Though you are bound to screw up somewhere.... Man those files amount to Megs of code for a reason.
Anyhow: this is not quite as unrealistic as you may well think. MIC's are an abstract representation of a way to recruit troops. Encomprising all the industry & logistics & management a faction may have needed to; represent through one "building". It's more like building up the social & economical model required to recruit troops your own factional way.
Calling upon regional troops is therefore a cultural defined thing to do (Romans would organize them as socii and/or auxilia; Western greek factions would use the polis-system; and Eastern Greek factions have yet another (albeit partially derived form Western Greek examples) way to do so.)
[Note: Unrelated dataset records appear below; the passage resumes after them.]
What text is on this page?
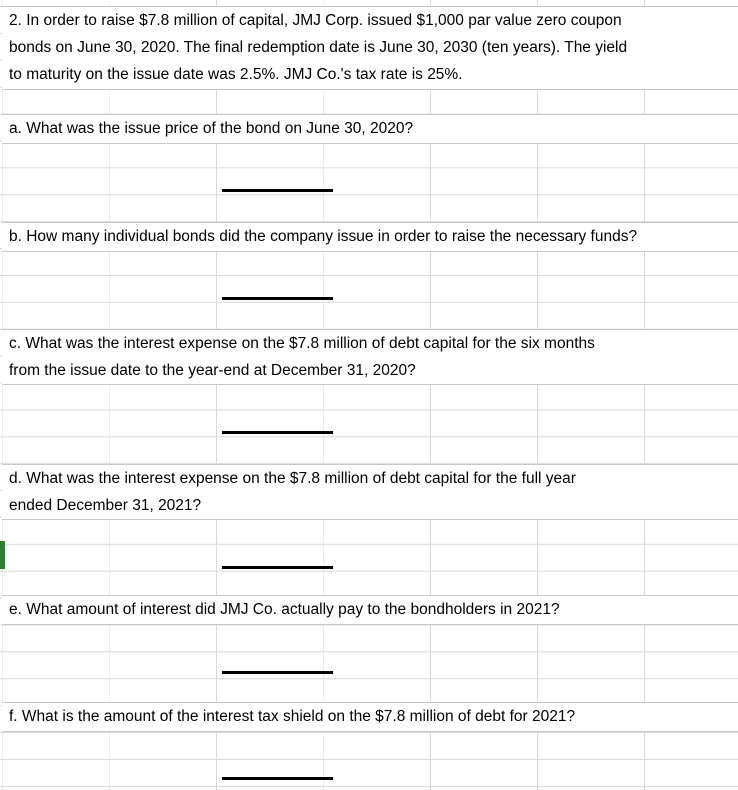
2. In order to raise $7.8 million of capital, JMJ Corp. issued $1,000 par value zero coupon
bonds on June 30, 2020. The final redemption date is June 30, 2030 (ten years). The yield
to maturity on the issue date was 2.5%. JMJ Co.'s tax rate is 25%.
a. What was the issue price of the bond on June 30, 2020?
b. How many individual bonds did the company issue in order to raise the necessary funds?
c. What was the interest expense on the $7.8 million of debt capital for the six months
from the issue date to the year-end at December 31, 2020?
d. What was the interest expense on the $7.8 million of debt capital for the full year
ended December 31, 2021?
e. What amount of interest did JMJ Co. actually pay to the bondholders in 2021?
f. What is the amount of the interest tax shield on the $7.8 million of debt for 2021?
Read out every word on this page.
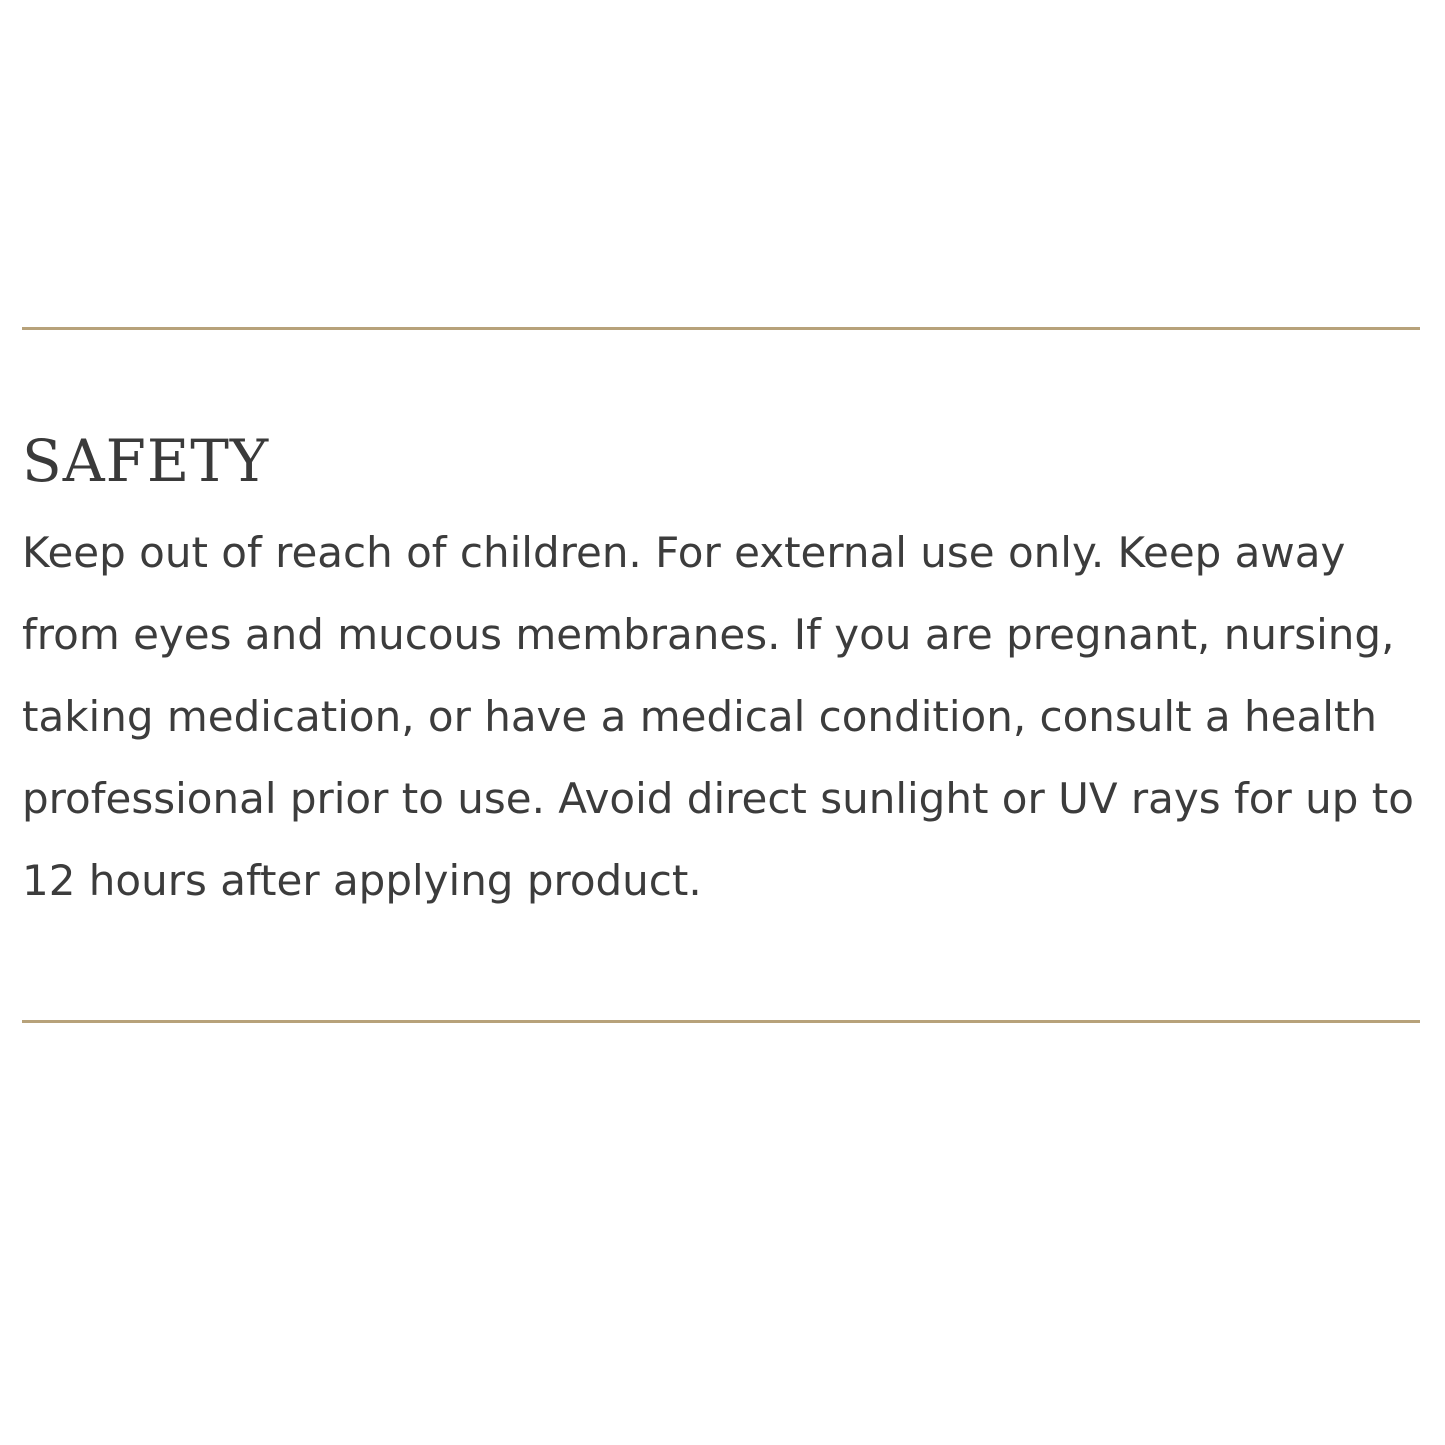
SAFETY
Keep out of reach of children. For external use only. Keep away from eyes and mucous membranes. If you are pregnant, nursing, taking medication, or have a medical condition, consult a health professional prior to use. Avoid direct sunlight or UV rays for up to 12 hours after applying product.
Factional troops however represent the troops you would recruit for your main military: garrison & campaigning armies. Those explicitly rely on a faction-wide "homogenous" system of acquiring everything needed to raise an army and support it with provisions etc. As far as money is concerned this is also represented through the cost of units; but as far as the underlying management goes this is what the MIC is for. The social & economic structure is what is represented through Governments; which determines the level of MIC (hence the level of central management) can be imposed on the region.
The Governments, in turn, are bound to the level of cultural; ethnic & social similarity to your own society prior to your conquest. Within the limitations of the game engine (it's all black or white; rather than a grayscale) this is a very accurate way of portraying the characteristics of the relationship between the "ruling-center/class" & the masses below, fine-tuned for each faction.